One lesson that I have learned through the years from studying Scripture, from my time in the Army and from being a farmer, is to always strive for perfection. This does not mean that I will ever be perfect, but it means that I will do whatever I do, to the best of my ability.


As a Cattleman, I have never had a desire to raise mediocre cattle. I had rather not be a Cattleman if I cannot produce quality cattle that get better with each generation of daughters.

The past two years, we have had more problems with our Cattle For Christ herd than ever before. Numbers and stocking rates were too high, hay and grazing were in very short supply, donations were down, cash flow was a serious issue, we were short of labor, and therefore; expenses were excessive and unsustainable. Our only option was to cull heavily and then sell some cattle that we really did not need to sell, at a time when the market was really low. I really feel that though we did the best we could do under these circumstances, I was not doing a good enough job to refer to myself as a good Cattleman.

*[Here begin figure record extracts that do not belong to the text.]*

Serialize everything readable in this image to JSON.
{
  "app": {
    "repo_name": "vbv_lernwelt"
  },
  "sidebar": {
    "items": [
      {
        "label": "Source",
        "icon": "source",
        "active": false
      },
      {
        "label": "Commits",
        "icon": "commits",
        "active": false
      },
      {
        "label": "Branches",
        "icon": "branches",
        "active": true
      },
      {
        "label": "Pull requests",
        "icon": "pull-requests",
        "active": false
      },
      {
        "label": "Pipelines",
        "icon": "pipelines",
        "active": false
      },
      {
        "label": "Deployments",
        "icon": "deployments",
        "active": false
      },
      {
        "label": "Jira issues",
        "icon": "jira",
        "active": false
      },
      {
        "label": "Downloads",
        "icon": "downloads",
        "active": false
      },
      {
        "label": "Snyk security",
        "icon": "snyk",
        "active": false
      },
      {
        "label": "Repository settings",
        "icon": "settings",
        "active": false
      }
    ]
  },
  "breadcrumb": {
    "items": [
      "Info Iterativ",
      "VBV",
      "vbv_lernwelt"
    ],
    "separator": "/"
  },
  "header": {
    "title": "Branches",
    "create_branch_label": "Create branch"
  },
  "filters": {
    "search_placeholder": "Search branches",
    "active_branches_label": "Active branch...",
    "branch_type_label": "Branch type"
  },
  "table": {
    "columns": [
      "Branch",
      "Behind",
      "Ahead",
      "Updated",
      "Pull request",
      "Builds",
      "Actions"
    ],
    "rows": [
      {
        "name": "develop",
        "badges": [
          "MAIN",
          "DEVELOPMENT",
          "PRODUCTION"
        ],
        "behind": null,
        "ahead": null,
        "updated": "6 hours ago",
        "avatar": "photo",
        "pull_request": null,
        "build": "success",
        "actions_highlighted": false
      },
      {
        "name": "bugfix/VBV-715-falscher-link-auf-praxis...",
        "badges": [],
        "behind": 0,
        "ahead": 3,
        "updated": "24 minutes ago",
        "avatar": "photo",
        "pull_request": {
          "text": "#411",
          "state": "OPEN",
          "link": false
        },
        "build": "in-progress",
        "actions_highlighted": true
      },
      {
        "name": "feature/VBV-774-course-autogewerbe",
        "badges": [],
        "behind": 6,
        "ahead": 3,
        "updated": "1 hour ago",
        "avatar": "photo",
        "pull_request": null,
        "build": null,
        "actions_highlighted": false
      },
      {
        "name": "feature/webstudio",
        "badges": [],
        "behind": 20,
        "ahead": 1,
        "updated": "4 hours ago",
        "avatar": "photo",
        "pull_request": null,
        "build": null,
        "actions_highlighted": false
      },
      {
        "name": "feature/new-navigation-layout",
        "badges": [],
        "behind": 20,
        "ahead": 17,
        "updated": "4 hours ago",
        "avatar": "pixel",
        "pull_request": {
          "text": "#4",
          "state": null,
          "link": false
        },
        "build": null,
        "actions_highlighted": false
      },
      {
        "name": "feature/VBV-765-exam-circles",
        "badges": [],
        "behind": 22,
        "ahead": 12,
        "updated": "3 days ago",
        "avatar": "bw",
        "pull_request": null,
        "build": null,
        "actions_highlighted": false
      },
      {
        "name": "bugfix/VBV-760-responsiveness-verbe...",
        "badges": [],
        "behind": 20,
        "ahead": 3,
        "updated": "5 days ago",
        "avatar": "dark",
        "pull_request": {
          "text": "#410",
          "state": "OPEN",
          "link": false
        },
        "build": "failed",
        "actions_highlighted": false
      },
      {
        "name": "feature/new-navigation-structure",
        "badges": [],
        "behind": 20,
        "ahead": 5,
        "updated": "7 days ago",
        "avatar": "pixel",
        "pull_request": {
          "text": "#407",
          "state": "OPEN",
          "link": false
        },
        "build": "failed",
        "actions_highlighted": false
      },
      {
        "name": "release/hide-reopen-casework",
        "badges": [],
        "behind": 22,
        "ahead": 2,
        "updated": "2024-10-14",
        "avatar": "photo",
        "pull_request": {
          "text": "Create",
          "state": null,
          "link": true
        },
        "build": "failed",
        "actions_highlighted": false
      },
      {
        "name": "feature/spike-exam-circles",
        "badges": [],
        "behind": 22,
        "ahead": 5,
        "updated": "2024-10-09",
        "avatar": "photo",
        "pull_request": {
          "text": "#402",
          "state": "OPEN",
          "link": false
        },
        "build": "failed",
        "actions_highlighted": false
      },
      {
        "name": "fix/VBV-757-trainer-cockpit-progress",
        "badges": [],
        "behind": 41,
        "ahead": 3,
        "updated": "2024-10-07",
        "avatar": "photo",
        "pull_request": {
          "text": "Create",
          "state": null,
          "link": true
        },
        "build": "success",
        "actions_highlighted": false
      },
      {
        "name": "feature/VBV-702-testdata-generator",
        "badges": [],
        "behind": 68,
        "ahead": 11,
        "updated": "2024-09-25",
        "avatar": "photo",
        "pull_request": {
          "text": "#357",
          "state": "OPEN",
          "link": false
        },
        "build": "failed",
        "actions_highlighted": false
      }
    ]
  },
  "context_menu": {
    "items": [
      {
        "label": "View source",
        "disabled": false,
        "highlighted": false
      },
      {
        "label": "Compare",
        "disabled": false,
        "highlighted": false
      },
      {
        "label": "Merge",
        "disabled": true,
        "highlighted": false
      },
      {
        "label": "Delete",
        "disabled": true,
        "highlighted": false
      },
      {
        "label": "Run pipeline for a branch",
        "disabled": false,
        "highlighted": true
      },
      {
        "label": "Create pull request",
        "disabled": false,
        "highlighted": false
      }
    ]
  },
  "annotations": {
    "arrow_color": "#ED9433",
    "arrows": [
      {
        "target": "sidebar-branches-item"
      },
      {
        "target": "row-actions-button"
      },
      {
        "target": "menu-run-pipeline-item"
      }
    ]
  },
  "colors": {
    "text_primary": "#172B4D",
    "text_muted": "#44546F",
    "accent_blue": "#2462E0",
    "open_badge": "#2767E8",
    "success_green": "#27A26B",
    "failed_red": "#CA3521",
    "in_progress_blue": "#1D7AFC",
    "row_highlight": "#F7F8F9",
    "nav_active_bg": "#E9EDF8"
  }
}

On the other hand, though we love the life and enjoy cattle, we have no desire to raise cattle just to raise cattle. Ministry to the poor and un-reached around the world is now our passion; cattle are just a means to help us accomplish our ministry efforts. In economic times like these, we are better off if other Cattlemen will sell a cow and donate the proceeds to fund our work.

Spiritually, there have been times in my life when I knew that I was walking in the center of God's will and I had the fruit of the Spirit and peace of God in my life as evidence. However; there have been a few times in my life when that fruit and peace were missing and I knew that I was not living the life God had called me to, nor was I maintaining a right relationship with Him. To change that, I had to confess my sin to God (and sometimes to others), repent (turn away from my sin and turn toward Jesus), and I had to change my priorities. It took more than just regret or bring sorry for what I had done.


I remember the testimony of a Christian brother and one of our ministry partners in West Africa. He is the youngest son of a Fulani Muslim village Chief. When he was a young boy, a hired hand of his father was secretly sharing the story of Jesus with him. Several times he was caught studying or worshiping Jesus with a small church who met under a large tree away from his village. His father repeatedly warned him to reject Christianity. To make a long story short, his father did not punish him too severely, but finally told him: "If you are going to be a Christian, then be a good Christian!" What a lesson from a Muslim Village Chief!


Scripture says: "Whatever you do, work at it with all your heart, as working for the Lord, not for human masters, since you know that you will receive an inheritance from the Lord as a reward. It is the Lord Christ you are serving." (Col 3:23-24).


Jesus said: "I know your works, that you are neither cold nor hot. I could wish you were cold or hot. So then, because you are lukewarm, and neither cold nor hot, I will vomit you out of my mouth." (Rev 3:15-16).


If we are going to be Christians, we have the responsibility and the command to be good Christians!